First and foremost I always bring my own sensibility to the job but it’s not about me, it’s about the customer. I’m constantly trying to understand who our girl is, what she wants and it differs by store so we really try to tailor what we do to the area. I’ve learned a lot on this trip to Chicago and that will really impact some of the future decisions I make. I think you guys want fashion that’s cutting edge but I think there’s a need for a real balance between that and also having comfort. There are a lot of working girls here so I think you guys need variety. I think a lot of gut instinct goes into what I do and that just comes from years of looking at accessories.
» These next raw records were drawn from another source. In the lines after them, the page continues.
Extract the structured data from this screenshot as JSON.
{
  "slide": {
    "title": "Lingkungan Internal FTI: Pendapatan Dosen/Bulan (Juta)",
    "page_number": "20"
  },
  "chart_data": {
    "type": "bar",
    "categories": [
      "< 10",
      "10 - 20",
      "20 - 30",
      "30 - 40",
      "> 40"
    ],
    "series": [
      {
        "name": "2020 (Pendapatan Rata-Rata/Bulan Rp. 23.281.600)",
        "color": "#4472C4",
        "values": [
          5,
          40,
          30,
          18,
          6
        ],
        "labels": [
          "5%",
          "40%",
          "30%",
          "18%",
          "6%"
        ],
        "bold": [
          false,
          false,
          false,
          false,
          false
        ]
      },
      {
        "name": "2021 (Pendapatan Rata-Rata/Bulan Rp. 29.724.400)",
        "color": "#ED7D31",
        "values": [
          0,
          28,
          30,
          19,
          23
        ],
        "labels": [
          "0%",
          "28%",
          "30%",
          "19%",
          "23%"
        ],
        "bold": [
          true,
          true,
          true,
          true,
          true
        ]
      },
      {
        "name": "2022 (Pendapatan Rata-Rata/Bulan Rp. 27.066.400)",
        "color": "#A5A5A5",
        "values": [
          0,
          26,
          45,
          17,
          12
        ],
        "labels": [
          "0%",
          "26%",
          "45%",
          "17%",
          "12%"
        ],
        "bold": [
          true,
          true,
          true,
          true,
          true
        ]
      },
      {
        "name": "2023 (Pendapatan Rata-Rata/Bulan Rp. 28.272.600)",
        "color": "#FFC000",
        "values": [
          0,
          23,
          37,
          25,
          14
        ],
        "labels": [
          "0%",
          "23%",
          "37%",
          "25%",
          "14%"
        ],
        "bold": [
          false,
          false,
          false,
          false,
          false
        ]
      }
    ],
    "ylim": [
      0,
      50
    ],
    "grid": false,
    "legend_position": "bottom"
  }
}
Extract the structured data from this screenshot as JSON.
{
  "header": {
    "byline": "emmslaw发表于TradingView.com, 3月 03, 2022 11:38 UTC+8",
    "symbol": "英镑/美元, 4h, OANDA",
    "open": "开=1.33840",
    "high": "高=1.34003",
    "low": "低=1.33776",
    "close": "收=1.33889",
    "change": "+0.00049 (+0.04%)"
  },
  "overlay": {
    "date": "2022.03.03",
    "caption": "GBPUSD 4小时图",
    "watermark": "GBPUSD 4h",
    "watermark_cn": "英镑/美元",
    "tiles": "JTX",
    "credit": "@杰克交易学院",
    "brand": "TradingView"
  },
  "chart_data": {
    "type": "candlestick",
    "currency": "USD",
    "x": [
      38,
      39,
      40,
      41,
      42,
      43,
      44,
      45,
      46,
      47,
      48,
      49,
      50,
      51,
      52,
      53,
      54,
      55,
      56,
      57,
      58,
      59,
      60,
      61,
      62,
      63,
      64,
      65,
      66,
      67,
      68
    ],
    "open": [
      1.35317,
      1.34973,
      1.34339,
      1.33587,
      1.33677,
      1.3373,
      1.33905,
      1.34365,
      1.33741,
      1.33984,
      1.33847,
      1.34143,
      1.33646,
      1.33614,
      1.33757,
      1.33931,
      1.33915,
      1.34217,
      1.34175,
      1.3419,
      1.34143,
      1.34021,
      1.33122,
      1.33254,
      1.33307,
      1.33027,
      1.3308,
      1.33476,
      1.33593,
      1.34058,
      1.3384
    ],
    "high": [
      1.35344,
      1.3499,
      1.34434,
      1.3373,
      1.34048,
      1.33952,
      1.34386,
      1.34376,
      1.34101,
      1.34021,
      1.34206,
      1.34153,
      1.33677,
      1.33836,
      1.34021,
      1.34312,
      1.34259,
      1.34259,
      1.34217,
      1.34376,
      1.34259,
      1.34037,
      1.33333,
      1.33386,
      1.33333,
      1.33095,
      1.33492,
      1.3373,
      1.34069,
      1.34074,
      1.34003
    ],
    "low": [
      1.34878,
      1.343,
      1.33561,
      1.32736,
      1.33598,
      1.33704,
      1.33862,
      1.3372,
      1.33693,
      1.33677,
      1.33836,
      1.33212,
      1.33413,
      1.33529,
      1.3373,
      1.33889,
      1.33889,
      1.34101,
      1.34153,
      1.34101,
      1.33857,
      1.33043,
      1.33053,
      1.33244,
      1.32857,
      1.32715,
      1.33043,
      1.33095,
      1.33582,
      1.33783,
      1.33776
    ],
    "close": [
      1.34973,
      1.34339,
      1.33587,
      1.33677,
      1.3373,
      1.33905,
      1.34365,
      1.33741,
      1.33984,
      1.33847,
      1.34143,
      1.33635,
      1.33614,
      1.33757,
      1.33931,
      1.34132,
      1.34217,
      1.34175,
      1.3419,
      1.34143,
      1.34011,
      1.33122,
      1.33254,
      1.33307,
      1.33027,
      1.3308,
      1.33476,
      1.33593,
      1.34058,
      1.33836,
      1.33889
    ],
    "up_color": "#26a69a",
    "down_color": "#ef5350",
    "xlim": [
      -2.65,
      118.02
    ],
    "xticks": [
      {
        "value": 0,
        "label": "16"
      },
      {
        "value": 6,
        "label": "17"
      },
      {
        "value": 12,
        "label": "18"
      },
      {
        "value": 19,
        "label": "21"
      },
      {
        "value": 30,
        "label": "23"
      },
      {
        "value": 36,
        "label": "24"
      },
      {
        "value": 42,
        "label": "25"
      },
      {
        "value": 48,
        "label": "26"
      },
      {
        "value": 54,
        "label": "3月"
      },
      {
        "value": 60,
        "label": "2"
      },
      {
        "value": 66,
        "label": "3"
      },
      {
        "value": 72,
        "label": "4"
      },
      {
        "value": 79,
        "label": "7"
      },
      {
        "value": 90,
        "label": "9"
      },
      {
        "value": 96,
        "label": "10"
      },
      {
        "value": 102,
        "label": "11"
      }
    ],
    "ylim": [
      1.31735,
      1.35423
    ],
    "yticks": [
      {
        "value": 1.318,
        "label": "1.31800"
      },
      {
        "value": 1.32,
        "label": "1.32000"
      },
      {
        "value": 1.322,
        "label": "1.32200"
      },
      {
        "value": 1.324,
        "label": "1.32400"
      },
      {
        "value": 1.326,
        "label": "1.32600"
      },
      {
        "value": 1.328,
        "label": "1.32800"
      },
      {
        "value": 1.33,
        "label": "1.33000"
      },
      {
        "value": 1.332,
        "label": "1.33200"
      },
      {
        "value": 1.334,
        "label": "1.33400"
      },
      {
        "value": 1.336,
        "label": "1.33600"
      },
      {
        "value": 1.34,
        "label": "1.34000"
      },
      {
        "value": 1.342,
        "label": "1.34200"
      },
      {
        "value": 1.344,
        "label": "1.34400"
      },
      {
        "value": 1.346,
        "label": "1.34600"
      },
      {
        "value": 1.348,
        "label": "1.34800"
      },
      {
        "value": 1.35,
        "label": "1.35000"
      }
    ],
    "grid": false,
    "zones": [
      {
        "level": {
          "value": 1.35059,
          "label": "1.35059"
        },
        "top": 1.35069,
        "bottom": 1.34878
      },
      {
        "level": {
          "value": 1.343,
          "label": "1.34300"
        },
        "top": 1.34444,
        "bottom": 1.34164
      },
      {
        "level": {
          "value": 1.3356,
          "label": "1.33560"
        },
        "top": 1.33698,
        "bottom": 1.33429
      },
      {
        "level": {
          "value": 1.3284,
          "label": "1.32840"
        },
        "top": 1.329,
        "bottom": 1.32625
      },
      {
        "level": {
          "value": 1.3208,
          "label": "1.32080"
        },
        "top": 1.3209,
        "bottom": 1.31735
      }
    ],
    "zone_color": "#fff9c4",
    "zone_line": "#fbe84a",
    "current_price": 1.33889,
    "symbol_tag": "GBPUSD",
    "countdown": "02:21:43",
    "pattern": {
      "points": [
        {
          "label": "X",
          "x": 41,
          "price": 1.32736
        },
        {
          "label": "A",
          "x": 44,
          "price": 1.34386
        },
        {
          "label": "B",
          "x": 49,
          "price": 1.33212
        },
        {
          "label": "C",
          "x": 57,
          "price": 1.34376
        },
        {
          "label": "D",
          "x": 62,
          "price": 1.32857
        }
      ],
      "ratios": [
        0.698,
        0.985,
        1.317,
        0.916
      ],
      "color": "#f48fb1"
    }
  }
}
What trends will we be seeing soon?
Trends come in really interesting cycles. For example right now what’s happening is we’re in a dress cycle where pumps are really important. Then all of a sudden you see something like sneakers come in and smoking shoes and that always indicates the beginning of a casual trend so it will be really interesting to see the pendulum swing. When we’re in cycles we tend to be in them for a few years.
Do you have a look that you wish you never took part of?
I don’t ever regret anything happening but I will say for the first two to three years of my job we were so into aggressive platforms and they just look so wrong to me right now! I don’t know if it’s the impact of Kate Middleton but I really feel she made the more ladylike looks in again. I think designers like Céline and Raf Simons of Christian Dior—who came from Jil Sander, a very minimalistic and more streamlined designer—make that chic pointed-toe single-sole pump look so right on the money. It’s amazing how that happens because I remember when the platform was big, now it just makes someone look so wrong!
What is your favorite part of working in the New York City fashion scene?
What I love about New York is that the look changes by neighborhood. You can go to the East Village and that’s where a lot of times you’ll see the trends first. I love seeing things in the street that then happen on the runway, the early adopters that will start wearing the short skirt that’s long in the back with the cool graphic tee or the anorak. Sometimes I don’t know what comes first, the street style or the runway and sometimes I think it’s the street. Sometimes I’d rather look at what people are wearing in the audience of fashion week than what they’re wearing on the runway. I think that it’s the fusion of both of those things that confirms for me what the trends are a lot of the times. Because if it’s on the runway and then it gets adopted in the street then that means it’s viable and the customer will buy it.
What are some of the best restaurants for us to check out when we’re in town?
Balthazar gets talked about a lot but it’s still my favorite place. I love it, it looks like a French brasserie and it’s still the place where I want to go on my birthday. I’ve never ordered anything that I’m not excited about there. I live in the Upper East Side and near my house I love Sushi of Gari. Get the omakase and they’ll bring you whatever the chef catches that day. My favorite Italian restaurant happens to be in my neighborhood but I’m scared to tell anyone because I don’t want to not be able to get a reservation! It’s called Antonucci. It’s on East 81st Street and it’s my little haven of delicious homemade pasta. I love food so you’re asking somebody that has so many answers!
If you could have a drink with anyone, who would it be?
Besides Bradley Cooper? I think Shakespeare!